Purmerland was first mentioned in the 12th century. In 1410, Count Wilhelm VI. von Holland-Straubing for his trusted councilor, governor and financier Willem Eggert Purmerland (including Ilpendam, who is affiliated with him ) with Purmerend zur vrijen en hogen heerlijkheid Purmerend en Purmerland . He and his successors carried the title Heer or Vrijheer van Purmerend en Purmerland resp. Purmerland en Ilpendam . The glory came through the Burgraves of Montfoort (1439–1481) to the House of Egmond (1483). Between 1487 and 1603 parts of the glory made up the territory of the newly founded County of Egmond. Lamoral von Egmond , the resistance fighter , which Johann Wolfgang von Goethe processed literarily in his work Egmont , was the ruler between the years 1540 and 1568. After the treason of Egmond to the Spanish Habsburgs the entire property was confiscated. In 1582 the glory was dismembered; Purmerend and the town of Neck were spun off from the legal association of the Purmer glory and have returned to the Dutch county . Purmerland and Ilpendam remained under the administration of the Grafelijkheids Rekenkamer van de Domeinen until 1610 , who together with the Vroedschap appointed the mayors and Schepen . Between 1610 and 1618 the glory of Purmerland and Ilpendam was under the administration of the two cities of Edam and Monnickendam .
In 1618 part of the confiscated property was sold from the hands of the bankruptcy trustees of the Counts of Egmond; so the new high glory Purmerland en Ilpendam was sold to the Amsterdam patrician Volkert Overlander . With the construction of the Ilpenstein Castle not far from Ilpendam, Overlander founded a new center of splendor in 1622. Subsequently, the glory by inheritance in the possession of Frans Banning Cocq , an important Amsterdam regent , who shows himself as the central figure in Rembrandt's painting The Night Watch . From 1678 Purmerland-Ilpendam belonged to the De Graeff family from Amsterdam , which played an important cultural and political role in Holland during the Golden Age .
In the course of the Golden Age , the landscape of the so-called Purmer developed into a recreation area for the wealthy patricians and merchants of Amsterdam . Much of today's land was first achieved through soil drainage in the 17th century. The soil created in this way offers space for large-scale arable farming. Nowadays Purmerland is mainly inhabited by townspeople from nearby Amsterdam, the former smaller country houses had to give way to larger buildings. In the middle of the 18th century the glory of Purmerland-Ilpendam was 1783 acres .
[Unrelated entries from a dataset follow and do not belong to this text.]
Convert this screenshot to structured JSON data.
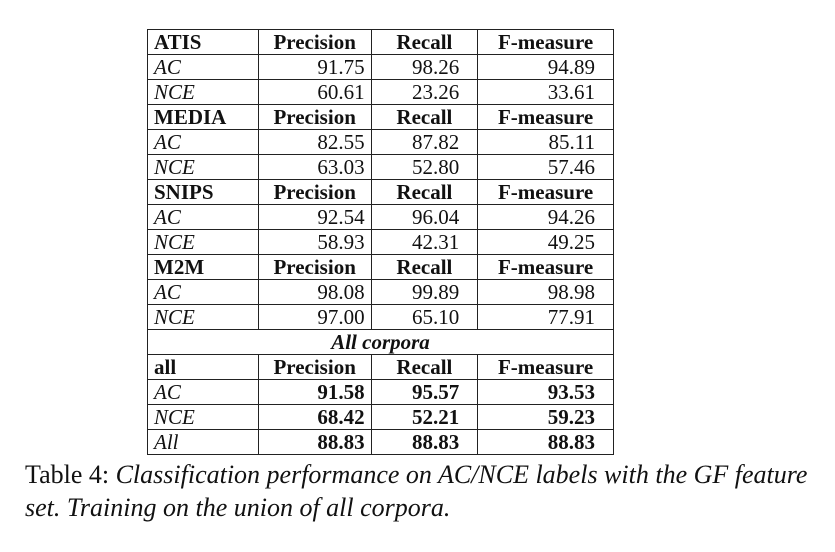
{
  "table": {
    "blocks": [
      {
        "header": [
          "ATIS",
          "Precision",
          "Recall",
          "F-measure"
        ],
        "rows": [
          [
            "AC",
            "91.75",
            "98.26",
            "94.89"
          ],
          [
            "NCE",
            "60.61",
            "23.26",
            "33.61"
          ]
        ]
      },
      {
        "header": [
          "MEDIA",
          "Precision",
          "Recall",
          "F-measure"
        ],
        "rows": [
          [
            "AC",
            "82.55",
            "87.82",
            "85.11"
          ],
          [
            "NCE",
            "63.03",
            "52.80",
            "57.46"
          ]
        ]
      },
      {
        "header": [
          "SNIPS",
          "Precision",
          "Recall",
          "F-measure"
        ],
        "rows": [
          [
            "AC",
            "92.54",
            "96.04",
            "94.26"
          ],
          [
            "NCE",
            "58.93",
            "42.31",
            "49.25"
          ]
        ]
      },
      {
        "header": [
          "M2M",
          "Precision",
          "Recall",
          "F-measure"
        ],
        "rows": [
          [
            "AC",
            "98.08",
            "99.89",
            "98.98"
          ],
          [
            "NCE",
            "97.00",
            "65.10",
            "77.91"
          ]
        ]
      }
    ],
    "all_corpora_title": "All corpora",
    "all_block": {
      "header": [
        "all",
        "Precision",
        "Recall",
        "F-measure"
      ],
      "rows": [
        [
          "AC",
          "91.58",
          "95.57",
          "93.53"
        ],
        [
          "NCE",
          "68.42",
          "52.21",
          "59.23"
        ],
        [
          "All",
          "88.83",
          "88.83",
          "88.83"
        ]
      ]
    }
  },
  "caption": {
    "label": "Table 4:",
    "text": "Classification performance on AC/NCE labels with the GF feature set. Training on the union of all corpora."
  }
}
When the Batavian Republic was proclaimed in 1795, the (Vrij) heeren van Purmerland en Ilpendam from the De Graeff family had largely forfeited their high rights. Until 1813, Purmerland remained the seat of an independent legal bank , a bailiff , a schout and two prisons, one civil and one criminal. After the founding of the United Kingdom of the Netherlands , the splendid rights were partially restored. In 1840 Purmerland had 271 residents who were spread over 43 houses. In 1870 Zuid-Polsbroek was sold to Dirk de Jongh. This had the significantly reduced rights of rule until 1914 (?). Purmerland was part of the independent municipality of Ilpendam until 1991, when it was divided equally between the municipalities of Waterland and Landsmeer. In the community census in 2009, the community had a population of 401 and 200 houses.